Rising equity markets can have a strange impact on investors. They become overconfident as far as their investment abilities are concerned. As a result, they often end up getting invested in avenues that they should avoid and end up taking on more risk than they should. Another impact of rising markets is that investors develop a myopic vision. For example at present, most investors refuse to touch a non-equity product even with a barge pole.
Let’s travel back in time to the year 2003 when monthly income plans (MIPs) were the season’s flavour. While the reasons for the popularity enjoyed by MIPs then are debatable, their utility isn’t, especially in a scenario like the present one. For a moderate risk-taking investor who is willing to take on marginally higher risk, MIPs offer the opportunity to clock higher returns vis-à-vis debt fund investments. Conversely, for a high risk-taking investor, MIPs offer the opportunity to incorporate a degree of stability in an equity portfolio. Sadly, a product that can value to the portfolio has been pushed to the sidelines.
This brings us to a more serious topic. By investing only in equity-oriented products, many investors have landed up with lop-sided portfolios. As a result, their asset allocation has been compromised with. And over longer time frames, it is asset allocation which can help investors not just safeguard their portfolios on the downside, but also create wealth.
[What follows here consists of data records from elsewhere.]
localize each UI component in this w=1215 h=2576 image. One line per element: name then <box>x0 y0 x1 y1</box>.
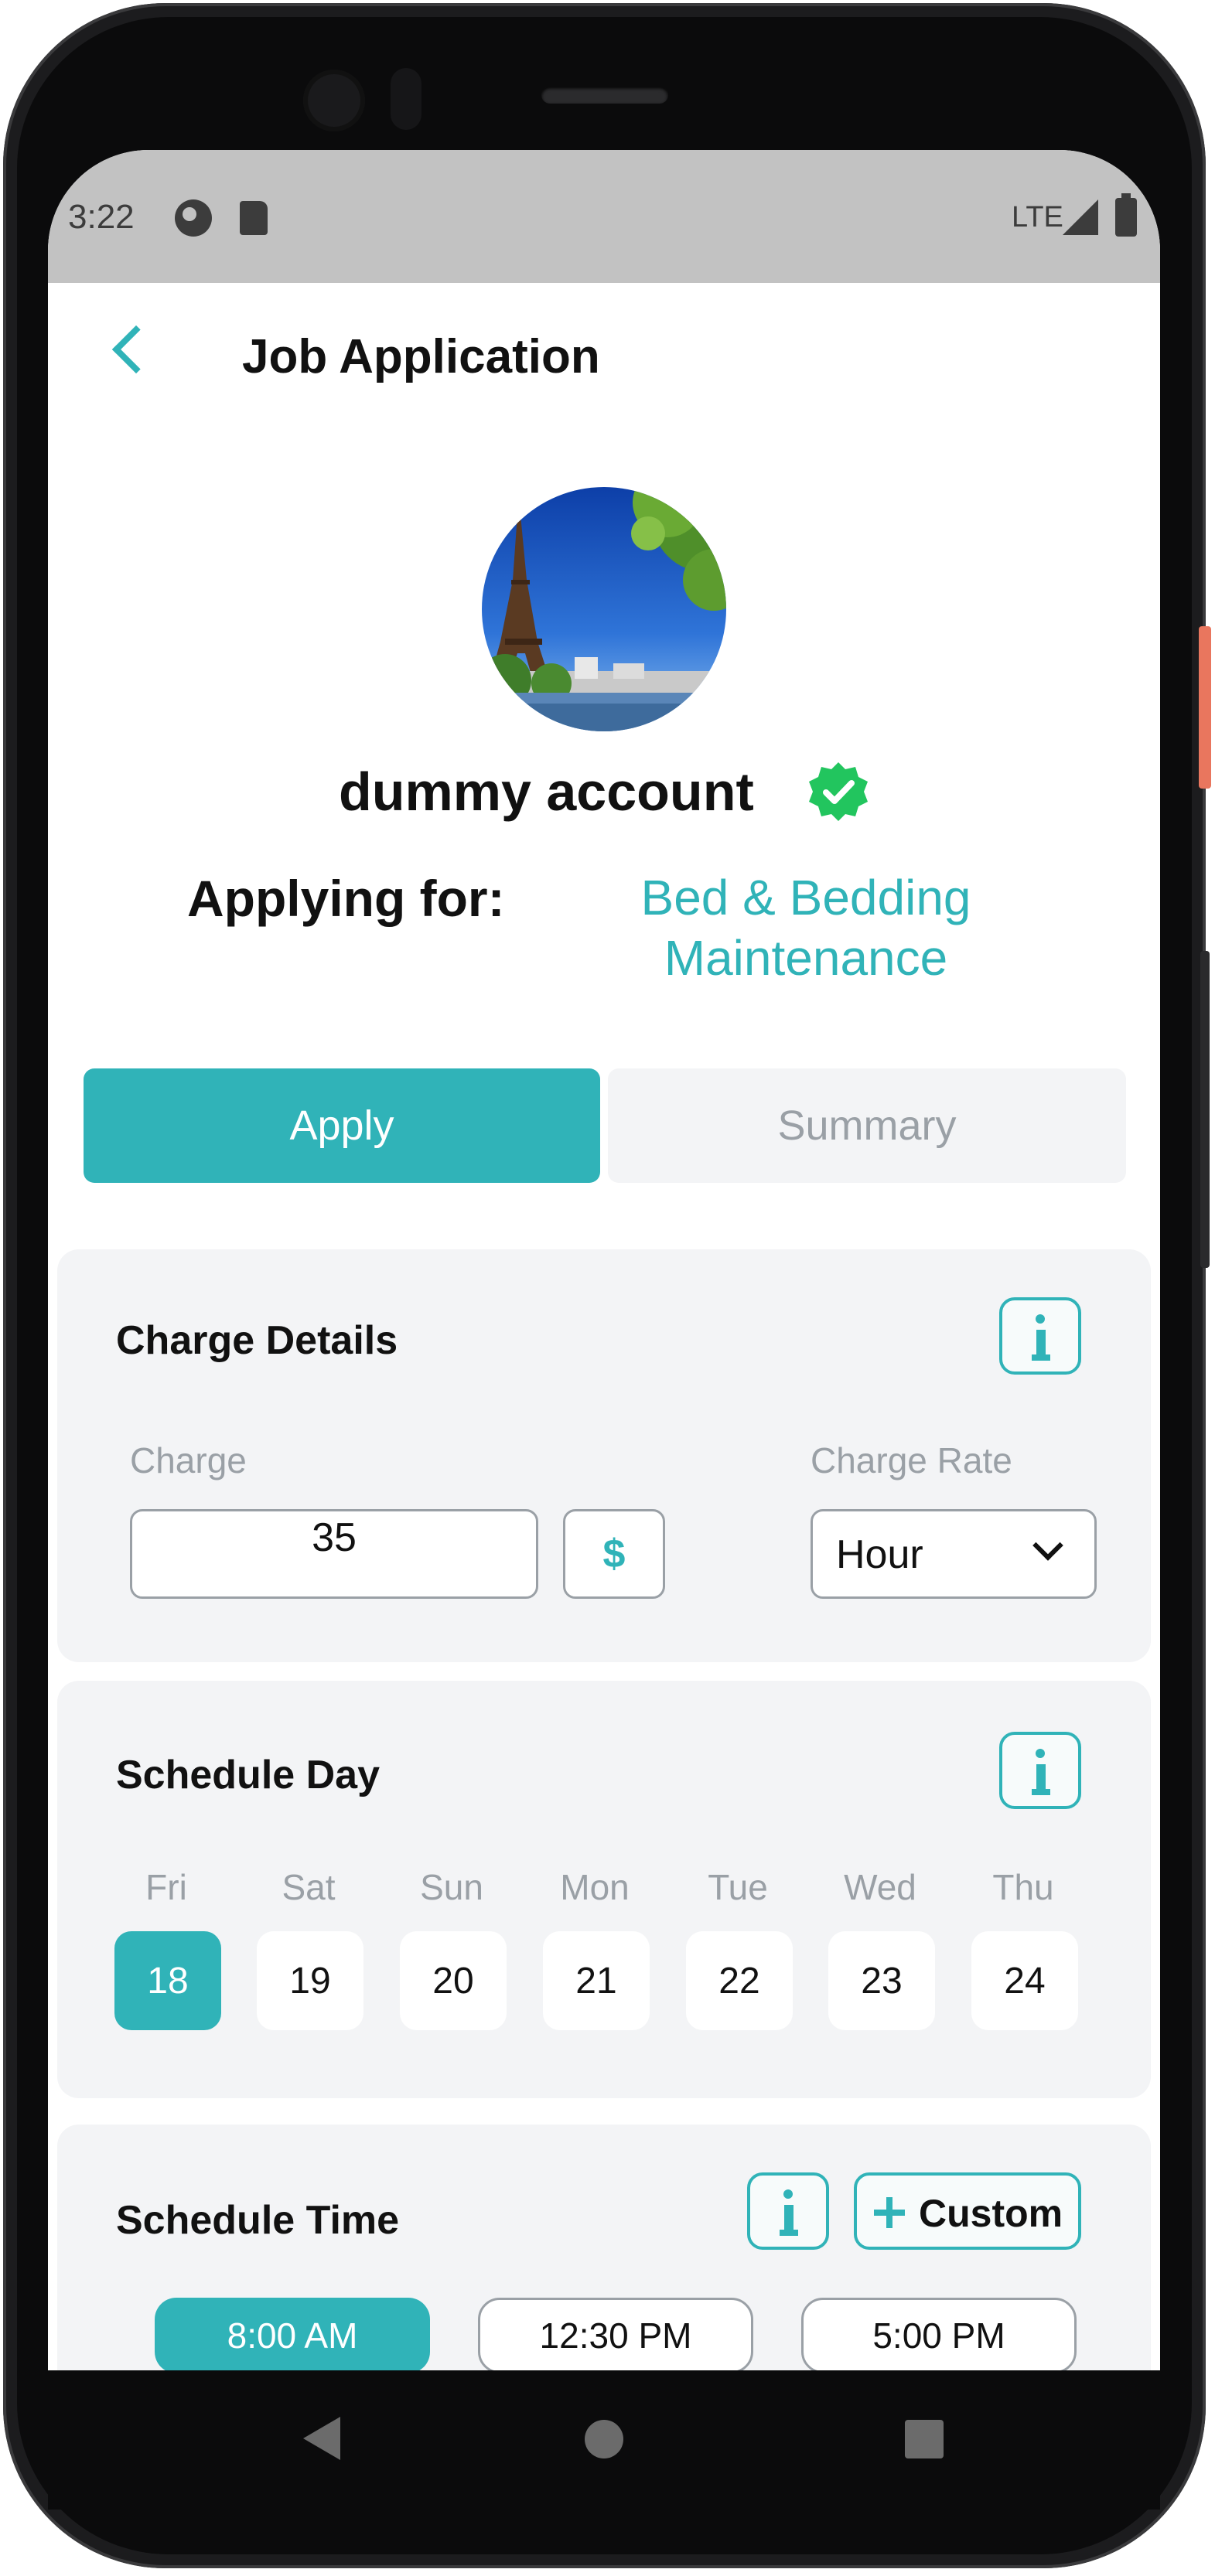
day-chip-23[interactable]: 23 <box>828 1931 935 2030</box>
day-name-tue: Tue <box>708 1867 768 1907</box>
nav-back-icon[interactable] <box>303 2417 340 2460</box>
proximity-sensor <box>391 68 421 130</box>
day-name-sun: Sun <box>420 1867 483 1907</box>
job-title: Bed & Bedding Maintenance <box>589 867 1022 988</box>
charge-input[interactable]: 35 <box>130 1509 538 1599</box>
page-title: Job Application <box>242 330 600 383</box>
day-chip-22[interactable]: 22 <box>686 1931 793 2030</box>
applying-for-label: Applying for: <box>187 870 505 927</box>
schedule-time-info-button[interactable] <box>747 2172 829 2250</box>
app-screen: 3:22 LTE Job Application dummy account A… <box>48 150 1160 2370</box>
schedule-time-card: Schedule Time Custom 8:00 AM 12:30 PM 5:… <box>57 2125 1151 2370</box>
back-icon[interactable] <box>111 325 161 374</box>
job-title-line1: Bed & Bedding <box>640 870 971 925</box>
day-chip-19[interactable]: 19 <box>257 1931 363 2030</box>
battery-icon <box>1115 193 1137 237</box>
nav-home-icon[interactable] <box>585 2420 623 2458</box>
time-chip-5pm[interactable]: 5:00 PM <box>801 2298 1077 2370</box>
sd-card-icon <box>240 201 268 235</box>
charge-rate-label: Charge Rate <box>811 1440 1012 1481</box>
front-camera <box>303 70 365 131</box>
schedule-day-info-button[interactable] <box>999 1732 1081 1809</box>
day-chip-18[interactable]: 18 <box>114 1931 221 2030</box>
tab-summary[interactable]: Summary <box>608 1068 1126 1183</box>
nav-recents-icon[interactable] <box>905 2420 944 2458</box>
info-icon <box>1036 1749 1045 1758</box>
charge-label: Charge <box>130 1440 247 1481</box>
info-icon <box>783 2189 793 2199</box>
verified-badge-icon <box>807 761 869 823</box>
signal-icon <box>1063 199 1098 235</box>
status-bar: 3:22 LTE <box>48 150 1160 283</box>
power-button <box>1199 626 1211 789</box>
charge-rate-value: Hour <box>836 1532 923 1577</box>
tab-apply[interactable]: Apply <box>84 1068 600 1183</box>
custom-label: Custom <box>919 2192 1063 2235</box>
schedule-time-title: Schedule Time <box>116 2198 400 2243</box>
charge-rate-select[interactable]: Hour <box>811 1509 1097 1599</box>
day-chip-21[interactable]: 21 <box>543 1931 650 2030</box>
charge-value: 35 <box>312 1515 357 1560</box>
info-icon <box>1036 1314 1045 1324</box>
currency-button[interactable]: $ <box>563 1509 665 1599</box>
profile-name: dummy account <box>339 762 754 822</box>
avatar <box>482 487 726 731</box>
network-type: LTE <box>1012 201 1063 233</box>
earpiece-speaker <box>541 87 668 104</box>
day-name-fri: Fri <box>145 1867 187 1907</box>
system-nav-bar <box>48 2370 1160 2510</box>
schedule-day-card: Schedule Day Fri Sat Sun Mon Tue Wed Thu… <box>57 1681 1151 2098</box>
day-chip-24[interactable]: 24 <box>971 1931 1078 2030</box>
day-name-mon: Mon <box>560 1867 630 1907</box>
charge-details-title: Charge Details <box>116 1318 398 1363</box>
chevron-down-icon <box>1032 1530 1063 1561</box>
day-chip-20[interactable]: 20 <box>400 1931 507 2030</box>
time-chip-1230pm[interactable]: 12:30 PM <box>478 2298 753 2370</box>
volume-button <box>1200 951 1210 1268</box>
day-name-sat: Sat <box>282 1867 336 1907</box>
day-name-wed: Wed <box>844 1867 916 1907</box>
charge-details-card: Charge Details Charge Charge Rate 35 $ H… <box>57 1249 1151 1662</box>
plus-icon <box>874 2197 905 2228</box>
day-name-thu: Thu <box>992 1867 1054 1907</box>
data-saver-icon <box>175 199 212 237</box>
status-time: 3:22 <box>68 198 135 236</box>
charge-info-button[interactable] <box>999 1297 1081 1375</box>
custom-time-button[interactable]: Custom <box>854 2172 1081 2250</box>
time-chip-8am[interactable]: 8:00 AM <box>155 2298 430 2370</box>
schedule-day-title: Schedule Day <box>116 1753 381 1797</box>
job-title-line2: Maintenance <box>664 930 948 986</box>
By diversifying across assets, investors give their portfolios the flexibility to counter market uncertainties. Sadly, it is rather difficult to appreciate the importance of asset allocation in times like now, when equity markets have surged northwards almost consistently. In fact, asset allocation might be seen as a hindrance, since being fully invested in equities seems like a surefire method to clock impressive growth. However, it takes adversity (in this case, a sharp fall in equity markets) to fully appreciate the benefit of holding a portfolio populated by several assets.
My advice to investors – don’t get caught on the wrong foot by being invested in only one asset class (read equities) and ignoring asset allocation. Hold a portfolio comprised of various assets like fixed income instruments, real estate and gold, alongside equities. Obviously the allocation to each asset will depend on your risk profile and investment objectives. This is where a competent investment advisor will have an important role to play.